The UK’s food supply chain is facing “huge disruption” post-Brexit unless clear plans are made to guarantee frictionless trade, an industry conference has heard.

Chris Sturman, chief executive of the Food Storage and Distribution Federation (FSDF), told the Food and Drink Business UK conference in Coventry that any delay to the 14,000 trucks crossing the Channel every day could could result in disruption to the UK’s food supply chain.

Currently, 28% of the UK’s food supply comes from the EU, with the UK exporting a total of £230 billion worth of goods and services to the EU while importing £319 billion, he said.

Mr Sturman, in an interview to the BBC said: “Europe has complex supply chains and at the moment there is no clear plan from Government, and shippers will need time to adjust to a new reality.

“For every hour of delay at customs there is a £15,000 cost to road haulage and that is not sustainable.

“We also need to note that most trucks in the UK’s supply chain come from Europe, not the other way around, so if they can’t get into Britain they can go elsewhere.”

He added: “We need to be assured that customs and non-tariff barriers are removed to facilitate movement of goods as well as a rationalisation of Government border controls to avoid delays and costs.”

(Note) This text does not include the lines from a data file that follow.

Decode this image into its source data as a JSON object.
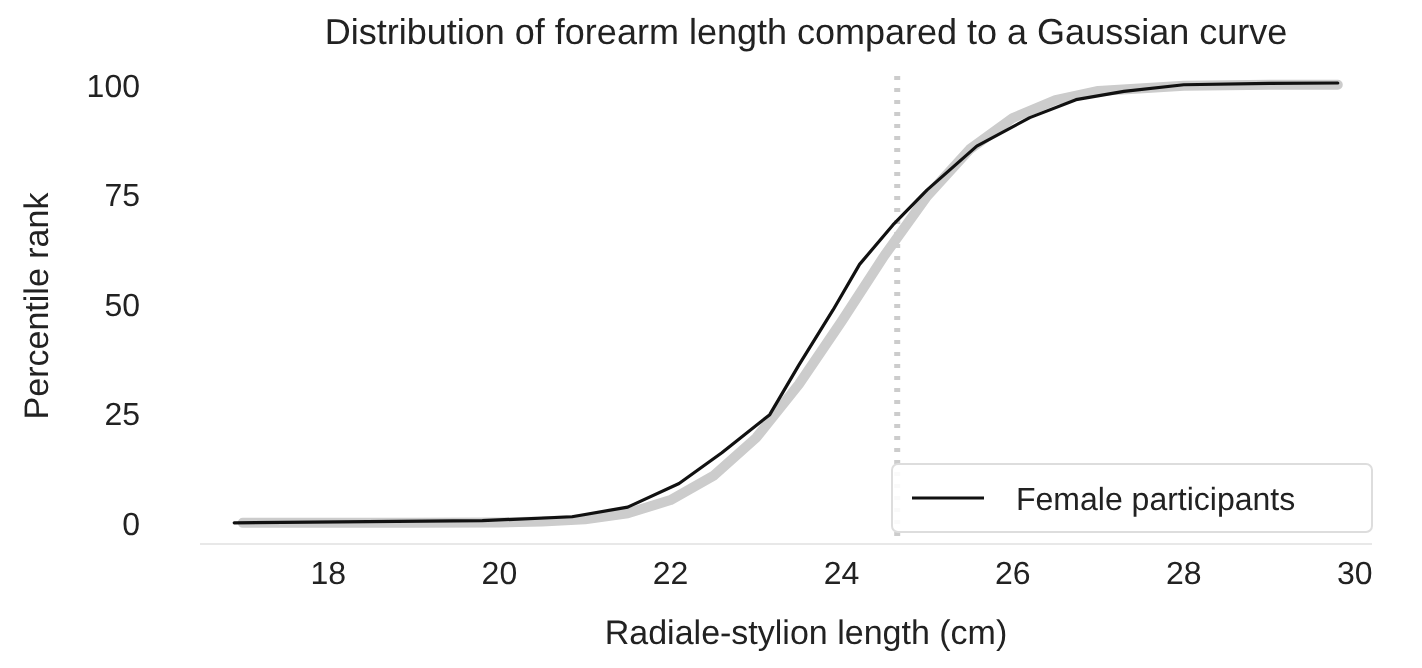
{
  "chart_data": {
    "type": "line",
    "title": "Distribution of forearm length compared to a Gaussian curve",
    "xlabel": "Radiale-stylion length (cm)",
    "ylabel": "Percentile rank",
    "xlim": [
      16.5,
      30.2
    ],
    "xticks": [
      18,
      20,
      22,
      24,
      26,
      28,
      30
    ],
    "ylim": [
      -3,
      102
    ],
    "yticks": [
      0,
      25,
      50,
      75,
      100
    ],
    "legend": "bottom right",
    "grid": false,
    "series": [
      {
        "color": "#cccccc",
        "x": [
          17,
          18,
          19,
          20,
          20.5,
          21,
          21.5,
          22,
          22.5,
          23,
          23.5,
          24,
          24.5,
          25,
          25.5,
          26,
          26.5,
          27,
          28,
          29,
          29.8
        ],
        "values": [
          0,
          0,
          0,
          0.1,
          0.3,
          0.8,
          2.2,
          5.2,
          10.7,
          19.4,
          31.6,
          46,
          61,
          74.6,
          85.3,
          92.4,
          96.5,
          98.6,
          99.8,
          100,
          100
        ]
      },
      {
        "name": "Female participants",
        "color": "#111111",
        "x": [
          16.9,
          19.8,
          20.85,
          21.5,
          22.1,
          22.6,
          23.16,
          23.5,
          23.9,
          24.21,
          24.6,
          25,
          25.58,
          26.2,
          26.74,
          27.3,
          28,
          29,
          29.8
        ],
        "values": [
          0,
          0.5,
          1.4,
          3.6,
          9,
          16,
          24.7,
          36,
          48.6,
          59,
          68,
          76,
          86,
          92.5,
          96.6,
          98.5,
          100,
          100.3,
          100.4
        ]
      }
    ],
    "ref_lines": [
      {
        "axis": "x",
        "value": 24.65,
        "color": "#cccccc",
        "line_style": "dotted"
      }
    ]
  }
}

Mr Sturman also highlighted the potential worker and skill shortage in the industry if EU workers are not protected.

“There are approximately 350,000 EU workers supporting the UK’s supply chain that has a current labour shortage of about 50,000 workers. What happens if those EU workers are told to leave?

“There are difficult political realities to face up to as part of Brexit but the hard realities are we need to trade and we need to eat. If these problems are not solved, consumers face a dire situation.”